With espresso you have high pressure, and you will brew a shot in 25 seconds, so you need to keep everything very fine, to extract all the flavours in shortest amount of time possible.
With the French press, you have the exact opposite scenario.
YOu are using several minutes brewing a pot of coffee, so you have time to slowly let the coarse coffee grounds develop and develop their taste profile.
Now, you remember I mentioned I feel brewing is a kind of art? Well, this is why. You see, if you brew with too coarse grounded beans, you lose flavours and end up with a weak cup of coffee, and if you on the other hand grind too fine, when you brew you will block the percolator, and end up with no coffee, and a mess you need to clean.

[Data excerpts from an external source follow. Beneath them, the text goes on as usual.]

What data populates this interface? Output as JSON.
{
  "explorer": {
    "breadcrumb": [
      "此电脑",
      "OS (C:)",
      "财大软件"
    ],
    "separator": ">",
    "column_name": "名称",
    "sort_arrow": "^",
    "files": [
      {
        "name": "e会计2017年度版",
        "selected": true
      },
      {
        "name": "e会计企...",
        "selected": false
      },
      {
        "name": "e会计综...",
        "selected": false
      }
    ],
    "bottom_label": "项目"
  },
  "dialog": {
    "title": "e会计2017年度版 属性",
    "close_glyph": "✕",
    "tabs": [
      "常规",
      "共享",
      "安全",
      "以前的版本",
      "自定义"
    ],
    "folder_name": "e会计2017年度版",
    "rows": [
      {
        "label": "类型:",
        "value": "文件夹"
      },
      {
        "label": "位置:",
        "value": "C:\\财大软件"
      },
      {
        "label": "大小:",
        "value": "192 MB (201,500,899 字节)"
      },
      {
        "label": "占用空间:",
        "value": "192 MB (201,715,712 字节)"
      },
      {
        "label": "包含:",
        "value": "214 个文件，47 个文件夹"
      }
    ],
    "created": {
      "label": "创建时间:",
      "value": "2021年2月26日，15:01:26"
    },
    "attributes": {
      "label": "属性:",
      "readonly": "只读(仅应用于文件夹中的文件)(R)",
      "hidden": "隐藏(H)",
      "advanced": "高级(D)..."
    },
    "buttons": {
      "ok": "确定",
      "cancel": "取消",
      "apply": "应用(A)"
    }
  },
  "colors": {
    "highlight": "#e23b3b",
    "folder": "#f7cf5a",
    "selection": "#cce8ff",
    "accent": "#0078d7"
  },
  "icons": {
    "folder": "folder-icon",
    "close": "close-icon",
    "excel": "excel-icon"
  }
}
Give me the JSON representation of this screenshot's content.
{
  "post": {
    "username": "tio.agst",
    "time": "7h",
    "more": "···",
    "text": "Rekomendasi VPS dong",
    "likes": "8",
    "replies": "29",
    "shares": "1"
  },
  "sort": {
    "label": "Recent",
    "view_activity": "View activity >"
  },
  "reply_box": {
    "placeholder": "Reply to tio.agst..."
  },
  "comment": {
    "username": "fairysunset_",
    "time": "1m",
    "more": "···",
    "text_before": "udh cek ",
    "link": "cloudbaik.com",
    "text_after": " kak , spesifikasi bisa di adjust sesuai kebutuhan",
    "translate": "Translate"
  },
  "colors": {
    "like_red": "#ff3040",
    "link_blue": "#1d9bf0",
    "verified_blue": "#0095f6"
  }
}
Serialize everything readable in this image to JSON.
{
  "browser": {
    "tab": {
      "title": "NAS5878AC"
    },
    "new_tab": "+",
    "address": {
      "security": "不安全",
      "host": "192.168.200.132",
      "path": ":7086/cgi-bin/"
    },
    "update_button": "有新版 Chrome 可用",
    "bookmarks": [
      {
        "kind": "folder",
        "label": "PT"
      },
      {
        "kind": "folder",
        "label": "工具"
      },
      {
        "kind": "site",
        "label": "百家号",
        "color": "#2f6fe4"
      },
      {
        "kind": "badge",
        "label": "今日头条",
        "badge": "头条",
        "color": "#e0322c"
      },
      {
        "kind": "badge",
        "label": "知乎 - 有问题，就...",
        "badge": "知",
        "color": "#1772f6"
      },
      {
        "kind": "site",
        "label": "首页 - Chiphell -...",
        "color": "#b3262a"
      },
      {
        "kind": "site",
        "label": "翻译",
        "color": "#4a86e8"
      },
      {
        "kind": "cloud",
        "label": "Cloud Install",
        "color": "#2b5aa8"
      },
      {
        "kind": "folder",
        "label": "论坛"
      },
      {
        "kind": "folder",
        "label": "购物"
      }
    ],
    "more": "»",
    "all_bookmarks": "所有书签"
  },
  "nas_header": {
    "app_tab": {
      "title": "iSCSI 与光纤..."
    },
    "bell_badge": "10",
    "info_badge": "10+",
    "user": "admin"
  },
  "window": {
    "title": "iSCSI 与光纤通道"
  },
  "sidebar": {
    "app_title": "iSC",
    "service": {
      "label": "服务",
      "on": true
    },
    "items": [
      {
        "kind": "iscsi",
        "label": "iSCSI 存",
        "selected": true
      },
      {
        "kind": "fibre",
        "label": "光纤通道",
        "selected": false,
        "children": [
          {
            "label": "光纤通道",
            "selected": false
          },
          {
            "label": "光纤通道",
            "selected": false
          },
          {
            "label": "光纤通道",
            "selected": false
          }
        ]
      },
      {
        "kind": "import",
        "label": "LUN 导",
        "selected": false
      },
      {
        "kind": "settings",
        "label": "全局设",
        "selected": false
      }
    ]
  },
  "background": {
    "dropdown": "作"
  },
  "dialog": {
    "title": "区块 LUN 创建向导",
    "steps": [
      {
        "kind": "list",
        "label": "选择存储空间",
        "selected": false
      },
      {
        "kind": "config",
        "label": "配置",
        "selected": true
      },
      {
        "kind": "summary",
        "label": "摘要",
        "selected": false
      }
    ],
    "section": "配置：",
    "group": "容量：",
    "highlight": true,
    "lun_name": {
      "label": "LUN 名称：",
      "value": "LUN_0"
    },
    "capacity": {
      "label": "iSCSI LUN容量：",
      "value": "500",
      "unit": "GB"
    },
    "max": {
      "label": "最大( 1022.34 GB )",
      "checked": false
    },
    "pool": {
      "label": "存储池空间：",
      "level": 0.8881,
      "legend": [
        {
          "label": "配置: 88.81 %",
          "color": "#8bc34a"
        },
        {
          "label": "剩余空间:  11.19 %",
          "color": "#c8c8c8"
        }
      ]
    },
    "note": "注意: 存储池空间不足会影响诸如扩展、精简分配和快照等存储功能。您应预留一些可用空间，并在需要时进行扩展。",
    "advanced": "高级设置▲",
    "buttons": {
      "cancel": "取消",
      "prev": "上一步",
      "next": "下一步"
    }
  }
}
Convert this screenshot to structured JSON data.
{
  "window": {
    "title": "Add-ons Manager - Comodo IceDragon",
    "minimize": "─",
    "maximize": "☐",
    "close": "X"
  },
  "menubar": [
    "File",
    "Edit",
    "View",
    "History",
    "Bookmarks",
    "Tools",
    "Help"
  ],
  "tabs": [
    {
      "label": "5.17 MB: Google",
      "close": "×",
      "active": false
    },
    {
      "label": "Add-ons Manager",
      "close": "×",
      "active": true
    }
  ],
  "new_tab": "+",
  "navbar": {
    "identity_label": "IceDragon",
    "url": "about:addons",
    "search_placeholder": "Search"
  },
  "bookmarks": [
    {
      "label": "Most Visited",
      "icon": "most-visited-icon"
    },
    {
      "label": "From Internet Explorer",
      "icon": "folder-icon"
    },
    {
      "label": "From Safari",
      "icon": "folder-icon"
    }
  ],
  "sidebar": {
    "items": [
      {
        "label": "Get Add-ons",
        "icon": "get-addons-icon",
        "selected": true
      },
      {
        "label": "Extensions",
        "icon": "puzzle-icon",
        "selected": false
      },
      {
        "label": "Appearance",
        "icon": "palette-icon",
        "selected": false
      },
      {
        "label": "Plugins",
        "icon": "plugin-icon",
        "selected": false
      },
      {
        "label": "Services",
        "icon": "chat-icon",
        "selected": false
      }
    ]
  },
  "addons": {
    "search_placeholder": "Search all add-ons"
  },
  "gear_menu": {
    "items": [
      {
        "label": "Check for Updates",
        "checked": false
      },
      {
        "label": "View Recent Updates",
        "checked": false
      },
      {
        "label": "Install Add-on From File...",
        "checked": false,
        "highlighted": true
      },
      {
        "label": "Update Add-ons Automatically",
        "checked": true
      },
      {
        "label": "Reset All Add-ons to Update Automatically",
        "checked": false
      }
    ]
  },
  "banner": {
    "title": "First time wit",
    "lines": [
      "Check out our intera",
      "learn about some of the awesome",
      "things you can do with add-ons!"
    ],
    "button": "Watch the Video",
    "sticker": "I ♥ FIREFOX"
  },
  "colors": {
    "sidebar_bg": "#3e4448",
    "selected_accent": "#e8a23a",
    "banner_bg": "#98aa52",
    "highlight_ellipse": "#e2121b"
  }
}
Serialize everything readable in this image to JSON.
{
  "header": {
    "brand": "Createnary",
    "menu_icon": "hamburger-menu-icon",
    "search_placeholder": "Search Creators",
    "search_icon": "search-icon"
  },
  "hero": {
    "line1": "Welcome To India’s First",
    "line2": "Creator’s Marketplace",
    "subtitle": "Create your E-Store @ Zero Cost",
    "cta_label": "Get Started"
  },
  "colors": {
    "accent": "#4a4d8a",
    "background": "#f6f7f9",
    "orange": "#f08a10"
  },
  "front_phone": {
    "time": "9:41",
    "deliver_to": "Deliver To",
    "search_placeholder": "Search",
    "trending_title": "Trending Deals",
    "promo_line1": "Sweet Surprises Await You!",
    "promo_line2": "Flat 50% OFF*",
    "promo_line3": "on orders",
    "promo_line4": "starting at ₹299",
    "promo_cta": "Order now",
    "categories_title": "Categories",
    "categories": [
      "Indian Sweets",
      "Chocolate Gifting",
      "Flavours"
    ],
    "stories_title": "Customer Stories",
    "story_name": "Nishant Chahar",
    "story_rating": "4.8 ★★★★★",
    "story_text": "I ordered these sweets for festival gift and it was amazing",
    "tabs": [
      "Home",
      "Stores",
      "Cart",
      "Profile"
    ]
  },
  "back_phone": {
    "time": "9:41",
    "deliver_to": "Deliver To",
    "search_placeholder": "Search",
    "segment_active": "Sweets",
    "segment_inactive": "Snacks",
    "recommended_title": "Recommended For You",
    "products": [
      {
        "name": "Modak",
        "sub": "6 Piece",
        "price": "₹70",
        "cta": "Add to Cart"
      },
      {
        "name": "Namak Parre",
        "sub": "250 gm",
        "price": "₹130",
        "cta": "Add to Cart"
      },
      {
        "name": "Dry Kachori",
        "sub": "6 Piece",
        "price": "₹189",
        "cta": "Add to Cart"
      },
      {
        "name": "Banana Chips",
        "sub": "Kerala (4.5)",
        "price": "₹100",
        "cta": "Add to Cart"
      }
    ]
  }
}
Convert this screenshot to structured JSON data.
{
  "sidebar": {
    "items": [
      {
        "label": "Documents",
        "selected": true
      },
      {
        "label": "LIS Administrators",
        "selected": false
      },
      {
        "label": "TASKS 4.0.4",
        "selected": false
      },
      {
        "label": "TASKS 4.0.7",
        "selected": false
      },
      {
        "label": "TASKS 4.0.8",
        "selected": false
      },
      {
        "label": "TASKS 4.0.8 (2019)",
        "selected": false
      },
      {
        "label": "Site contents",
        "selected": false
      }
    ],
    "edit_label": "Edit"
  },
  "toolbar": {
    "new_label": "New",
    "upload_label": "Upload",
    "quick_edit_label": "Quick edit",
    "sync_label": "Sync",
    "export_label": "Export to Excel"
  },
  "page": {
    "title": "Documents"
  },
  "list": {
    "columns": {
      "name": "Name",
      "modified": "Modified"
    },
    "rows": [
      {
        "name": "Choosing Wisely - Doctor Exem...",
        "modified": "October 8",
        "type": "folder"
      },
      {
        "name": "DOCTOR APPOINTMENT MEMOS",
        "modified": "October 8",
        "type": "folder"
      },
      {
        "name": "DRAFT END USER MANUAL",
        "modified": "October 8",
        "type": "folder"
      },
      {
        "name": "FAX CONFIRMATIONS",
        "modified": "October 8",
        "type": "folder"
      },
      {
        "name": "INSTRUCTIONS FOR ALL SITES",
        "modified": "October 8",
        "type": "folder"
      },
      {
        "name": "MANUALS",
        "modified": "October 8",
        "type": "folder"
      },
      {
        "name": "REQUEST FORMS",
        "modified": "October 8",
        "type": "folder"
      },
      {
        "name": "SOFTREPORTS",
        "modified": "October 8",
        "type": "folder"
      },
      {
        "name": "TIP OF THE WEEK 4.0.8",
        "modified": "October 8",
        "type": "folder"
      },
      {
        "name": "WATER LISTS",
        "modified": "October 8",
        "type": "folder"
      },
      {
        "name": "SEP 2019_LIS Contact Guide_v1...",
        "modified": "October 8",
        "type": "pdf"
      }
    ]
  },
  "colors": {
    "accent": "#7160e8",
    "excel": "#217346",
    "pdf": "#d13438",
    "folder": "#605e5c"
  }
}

Try again and again and again…
An ordinary coffee maker is very forgiving when it comes to function as it pretty much always gives a uniform result; a result that coffee fans might be tempted to call boring.
Here, a french press is a slightly bigger challenge, as both the coffee grounds and the draw time in the water can vary widely from type to type.
This makes coffee brewing a little harder to start with, but there is simply nothing to do but try again and again – practice makes master, and once you have mastered your french press, you get a world-class coffee experience every time!